To elicit further information about the relationship of SNPs, a haplotype analysis was performed. Although previous studies have shown the efficiency of the PHASE method, we relied on the work of Sabbagh and Darlu (2005), which shows the effectiveness of the EM method for NAT2 haplotype reconstruction and suggests that there is no impact on phenotype prediction compared to results given by PHASE analysis . We observed significant differences in the haplotype structure and frequency among the descendents of the three ethnic groups (Figure 1 and Table 4). Using haplotype analysis based on LD data, a haplotype block between G590A-A803G (Block 1; Figure 1C) was detected in Amerindians but was not found in the other two ethnic groups. This result may help to explain the highest frequency of slow acetylation haplotypes in Amerindians (Table 4). Consistent with the hypothesis that Amerindians may not be under a high selective pressure for fast metabolism, we have previously reported different distribution patterns of GSTP1 low activity polymorphism in this same Amerindian population . Different distributions found in Amerindians, when compared with other groups, may be attributed to their low degree of admixture despite the high degree of miscegenation in the whole population. This occurs for historical reasons related to the particular way Brazil was colonized. In this way, the Amerindian group still maintains its socio-economic distinction that contributes to low degrees of admixture.

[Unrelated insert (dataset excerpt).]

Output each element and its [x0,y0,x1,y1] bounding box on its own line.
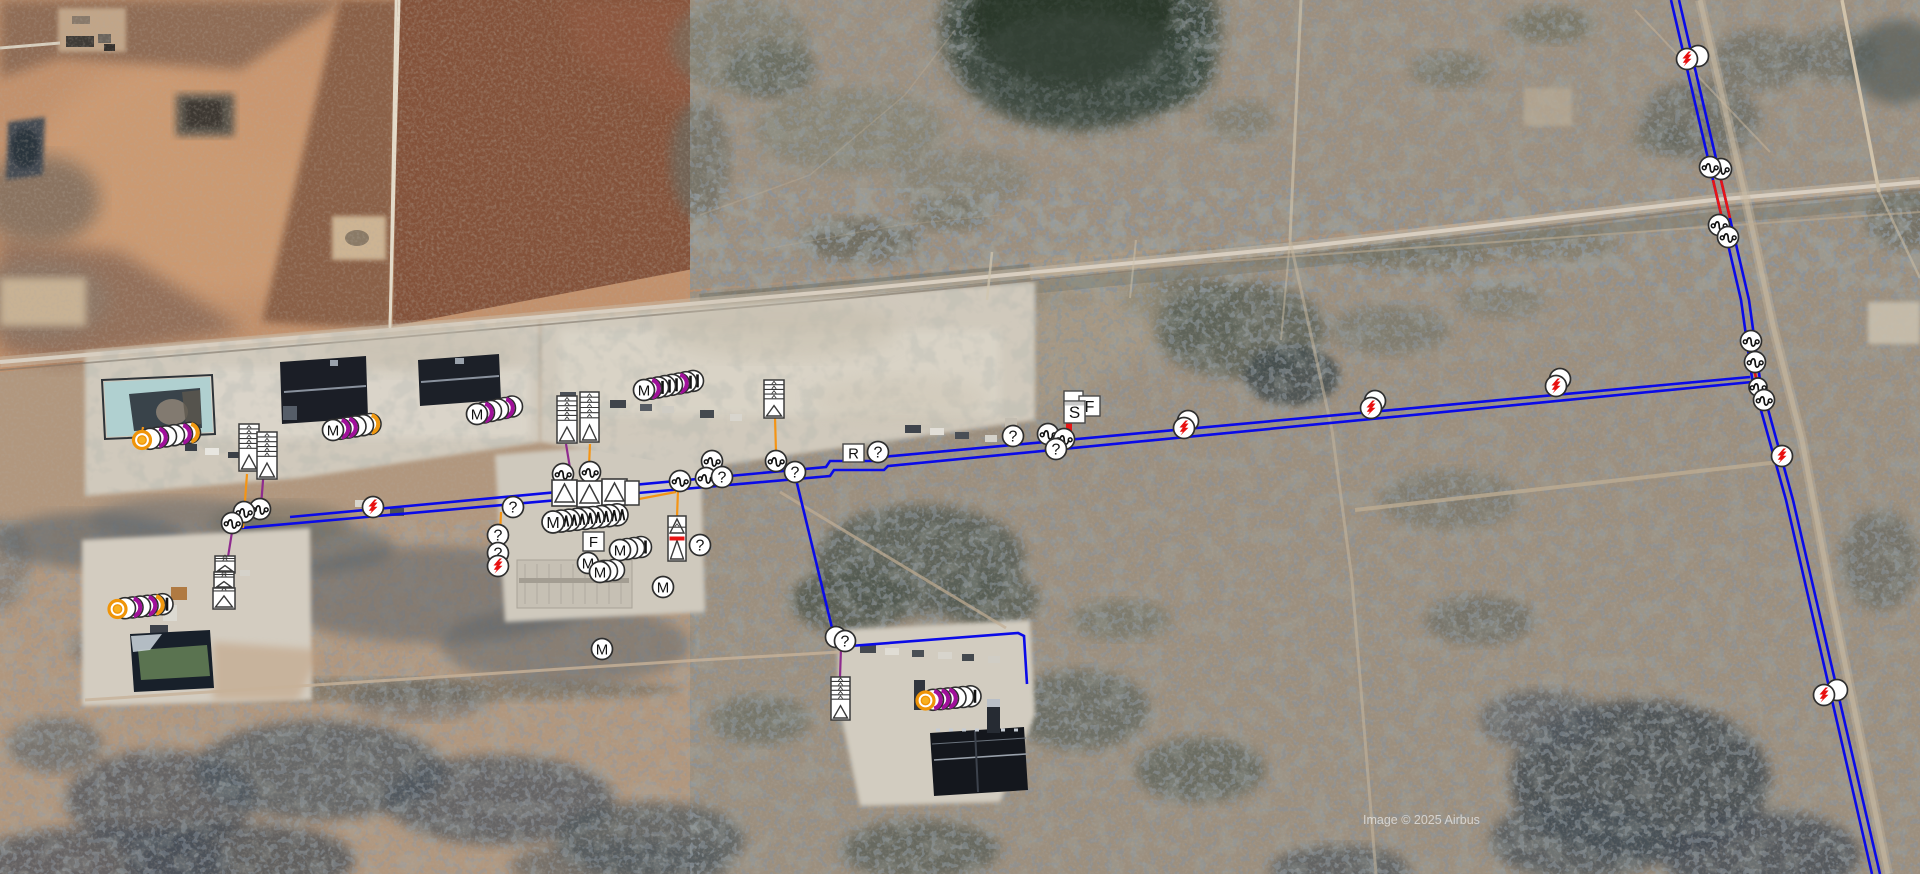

Due to our limited sample size, we suggest a careful matching of ethnicity for future larger genetic investigations. Except among the Amerindian descendents, our results suggest that self reported ethnicity might not have significant effects on the distribution of these NAT2 genetic variants studied in the Brazilian population. This data is relevant due to the classic role of Nat2 on isoniazid metabolism in tuberculosis treatment, which still remains an important problem of public health. In fact, several reports indicate that the acetylator status is associated with drug-induced hepatitis and Mycobacterium-resistance [40, 41]. Furthermore, as observed in other phase II metabolizing enzyme polymorphisms, NAT2 genetic variants have been used as a genetic marker in different diseases like bladder and colon-rectal cancers (fast acetylator and slow acetylator, respectively) [42, 43].